Egress Traffic Control

An illustration with a compute node with a secure sandbox and a query engine inside. The secure sandbox and query engine have a bidirectional arrow connecting them. To the right of the compute node there is an egress proxy. There is a unidirectional arrow from the query engine to the egress proxy.

All network traffic between the compute clusters and the Internet traverses an egress proxy that enforces access control policy and performs monitoring.

Snowflake treats all network traffic from compute clusters as untrusted. Traffic to internal services is limited to a set of authenticated endpoints. Traffic to external networks traverses an egress proxy that enforces access control policies and monitors for unexpected network activity.

The egress proxy blocks attempts to access unauthorized endpoints and reports any such attempts to the Snowflake incident response team.

Attack Scenario

Suppose a threat actor who we will refer to as “Malory” seeks to gain unauthorized access to a compute node within Snowflake to try and compromise customer data. She writes a Python script that attempts to access arbitrary memory and storage on the compute node, but she finds that isolation enforcement mechanisms including namespaces, process isolation, and a chroot filesystem prevent her attempts to access resources outside of the restricted sandbox environment in which her script runs.

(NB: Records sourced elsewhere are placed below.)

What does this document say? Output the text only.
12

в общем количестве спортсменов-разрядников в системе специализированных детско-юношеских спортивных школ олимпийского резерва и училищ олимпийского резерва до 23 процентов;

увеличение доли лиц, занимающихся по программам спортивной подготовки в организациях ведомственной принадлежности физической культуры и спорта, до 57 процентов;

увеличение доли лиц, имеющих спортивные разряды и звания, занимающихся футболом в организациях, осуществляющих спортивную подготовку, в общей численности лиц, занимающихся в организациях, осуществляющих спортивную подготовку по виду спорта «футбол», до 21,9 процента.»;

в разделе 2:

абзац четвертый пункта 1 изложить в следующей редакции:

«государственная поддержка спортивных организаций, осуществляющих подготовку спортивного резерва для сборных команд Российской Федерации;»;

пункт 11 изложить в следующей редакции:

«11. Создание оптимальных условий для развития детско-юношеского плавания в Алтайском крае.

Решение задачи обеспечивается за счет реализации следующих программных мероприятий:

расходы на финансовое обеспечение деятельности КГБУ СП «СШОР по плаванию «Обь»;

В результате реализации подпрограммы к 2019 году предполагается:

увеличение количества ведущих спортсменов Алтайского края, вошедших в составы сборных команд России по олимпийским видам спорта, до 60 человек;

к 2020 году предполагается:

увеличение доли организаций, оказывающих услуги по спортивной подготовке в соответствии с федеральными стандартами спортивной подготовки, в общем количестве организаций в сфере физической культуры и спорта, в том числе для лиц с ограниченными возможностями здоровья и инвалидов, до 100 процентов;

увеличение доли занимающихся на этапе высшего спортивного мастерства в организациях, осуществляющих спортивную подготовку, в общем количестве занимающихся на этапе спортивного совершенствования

Malory’s next strategy is to attempt to break out of the sandbox environment, so she starts looking for ways to apply container-escape tactics. These include capability-based breakouts, mountable devices, control sockets, and exploiting vulnerabilities such as CVE-2019–5736 or CVE-2020–15257. She finds a thoroughly locked-down environment in which the opportunity to introduce such techniques simply doesn’t exist.

Let’s further assume Malory is an advanced threat actor who applies a zero-day exploit to successfully break out of the sandbox environment and take control of the compute node. She finds the compute node is walled off from most Snowflake services via network security groups that apply to its VPC. She discovers some endpoints she can access, such as one that provides status information for in-flight queries in the account. However, she needs credentials to pass internal authentication checks, and the only credentials she has are scoped for the specific account for the compute node that she has compromised. Because she is using that same account to launch her attack in the first place, she gains no access to customer data outside of her own account.

Malory figures that at least she can try to disrupt Snowflake operations by performing a denial-of-service attack, but she finds that a rate-limiting mechanism prevents degradation of service and notifies Snowflake’s threat detection team of potentially malicious activity in the network.

At this point, Malory gives up on directly attacking Snowflake’s infrastructure and instead attacks a target user’s software supply chain, introducing trojan code into a Python dependency in an attempt to exfiltrate the target user’s data over the network. Snowflake’s egress proxy detects the trojan code’s attempt to connect to an unauthorized endpoint on the Internet, blocks the connection, and alerts Snowflake’s threat detection team of the unauthorized network event.

Despite all of Malory’s attempts, she has been thwarted and/or detected before she can carry out a number of attempts at infiltrating the system and wreaking serious havoc.

Conclusion

This combination of security-first design, on-host access control, isolation mechanisms, and an egress proxy offers Snowflake and its customers a high degree of protection from potentially malicious code that may find its way into UDFs. Much of this involves applying established best practices, and the Data Cloud has inspired the Snowpark team to continue developing advanced technology to secure your data. Although Snowpark was an ambitious platform to create, the extremely positive feedback about the type, size, and diversity of workloads customers already run with Snowpark tells us it was worth the effort. We feel we’ve created something uniquely useful and secure.